Re: Gangster BB Cookbook Thread - 08/24/05 05:51 AM

Can anybody give me the recipe for Beans on toast please
Posted By: Double-J

Re: Gangster BB Cookbook Thread - 08/25/05 05:09 PM

1.) Open the can of beans.

2.) Remove 3 slices of bread from the bag, or slice 3 slices if a fresh loaf.

3.) Place beans into saucepan, stir under medium heat for 5 minutes.

4.) Place slices of bread into toaster. Toast between medium and well, depending on how you like your toast. Rare is not recommended.

5.) Remove toast from toaster after desired level of toasting occurs. Place slices into shallow bowl/plate.

6.) Using a spoon, place a generous amount of the beans on the toast slices. You can have more or less beans depending on your taste.

Good?
Posted By: Don Andrew

Re: Gangster BB Cookbook Thread - 08/25/05 05:27 PM

Here's a personal favorite of mine:

Turkey/Ham and Beans sandwich

You take five slices of Smoked Turkey and Ham,

Take some mustard, spread it on 1 of 2 FRESH bread slices (not toasted!!) Not too much mustard, or it'll be icky...

Take ONE can of BUSH Baked Beans, open the can, put it in a plastic bowl, cover. Microwave 1-2 minutes.

Take your Turkey and Ham and put them on the bread, take some of the beans and put 'em on aswell.

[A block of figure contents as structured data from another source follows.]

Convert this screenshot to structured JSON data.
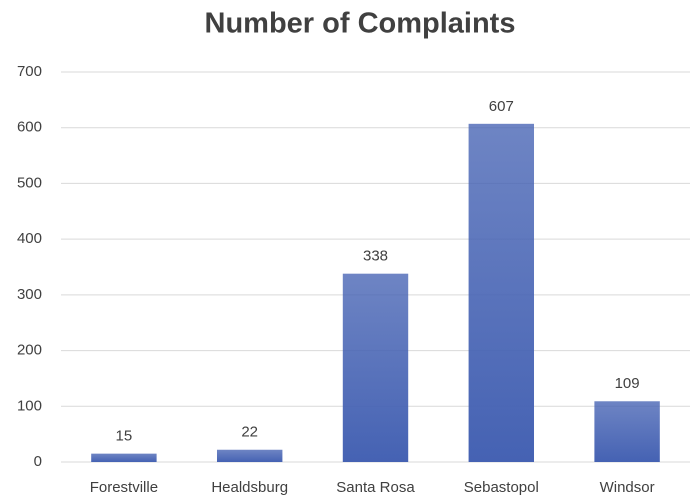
{
  "chart_data": {
    "type": "bar",
    "title": "Number of Complaints",
    "categories": [
      "Forestville",
      "Healdsburg",
      "Santa Rosa",
      "Sebastopol",
      "Windsor"
    ],
    "values": [
      15,
      22,
      338,
      607,
      109
    ],
    "color": "#4562b3",
    "ylim": [
      0,
      700
    ],
    "yticks": [
      0,
      100,
      200,
      300,
      400,
      500,
      600,
      700
    ],
    "grid": true,
    "data_labels": true
  }
}
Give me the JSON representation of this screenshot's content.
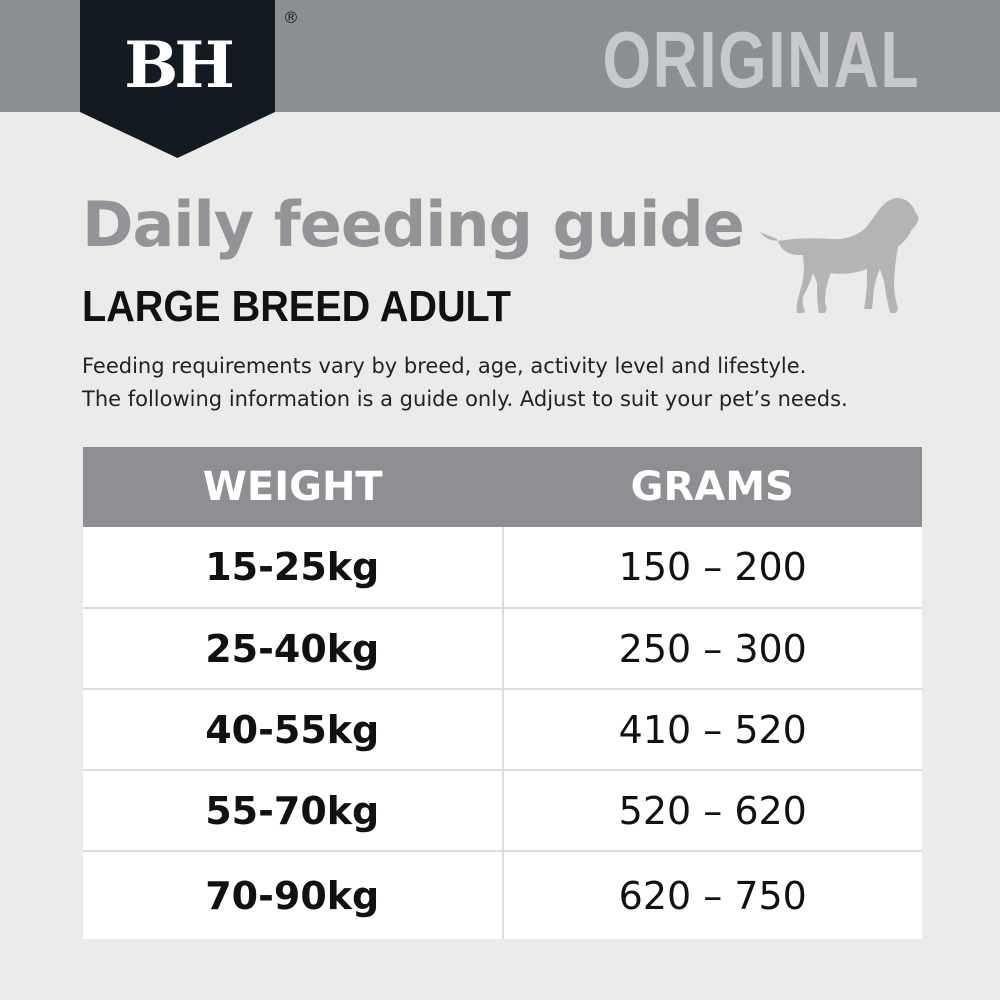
{
  "brand": {
    "logo": "BH",
    "registered": "®",
    "variant": "ORIGINAL"
  },
  "title": "Daily feeding guide",
  "subtitle": "LARGE BREED ADULT",
  "description": [
    "Feeding requirements vary by breed, age, activity level and lifestyle.",
    "The following information is a guide only. Adjust to suit your pet’s needs."
  ],
  "icon": "dog-silhouette-icon",
  "table": {
    "headers": [
      "WEIGHT",
      "GRAMS"
    ],
    "rows": [
      {
        "weight": "15-25kg",
        "grams": "150 – 200"
      },
      {
        "weight": "25-40kg",
        "grams": "250 – 300"
      },
      {
        "weight": "40-55kg",
        "grams": "410 – 520"
      },
      {
        "weight": "55-70kg",
        "grams": "520 – 620"
      },
      {
        "weight": "70-90kg",
        "grams": "620 – 750"
      }
    ]
  },
  "colors": {
    "band": "#8b8e92",
    "logo": "#131a21",
    "title": "#929497",
    "header": "#8d8f92"
  }
}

Serve with left over beans. :p
Posted By: Joe Batters

Re: Gangster BB Cookbook Thread - 08/26/05 07:06 PM

Whose that hot chick that has her own Italian cooking show on Cable??? She is lovely


Joe Batters
Posted By: TonyD

Re: Gangster BB Cookbook Thread - 08/26/05 08:21 PM

Great Thread :-)

As far as my gravy or sauce, some of the stuff I do:
I use tomato paste (gives a totally different character than tomato sauce), I make sure I carmalize it or at least do it with about 3/4 cup of the paste before I add the rest ... as Clemenza says "... fry it, make sure it doesn't stick".
Depending on which relatives I have over either a little suger or some baking soda.
And I add either a very tiny amount of anise oil, or, even better if I have a bottle, some anisette.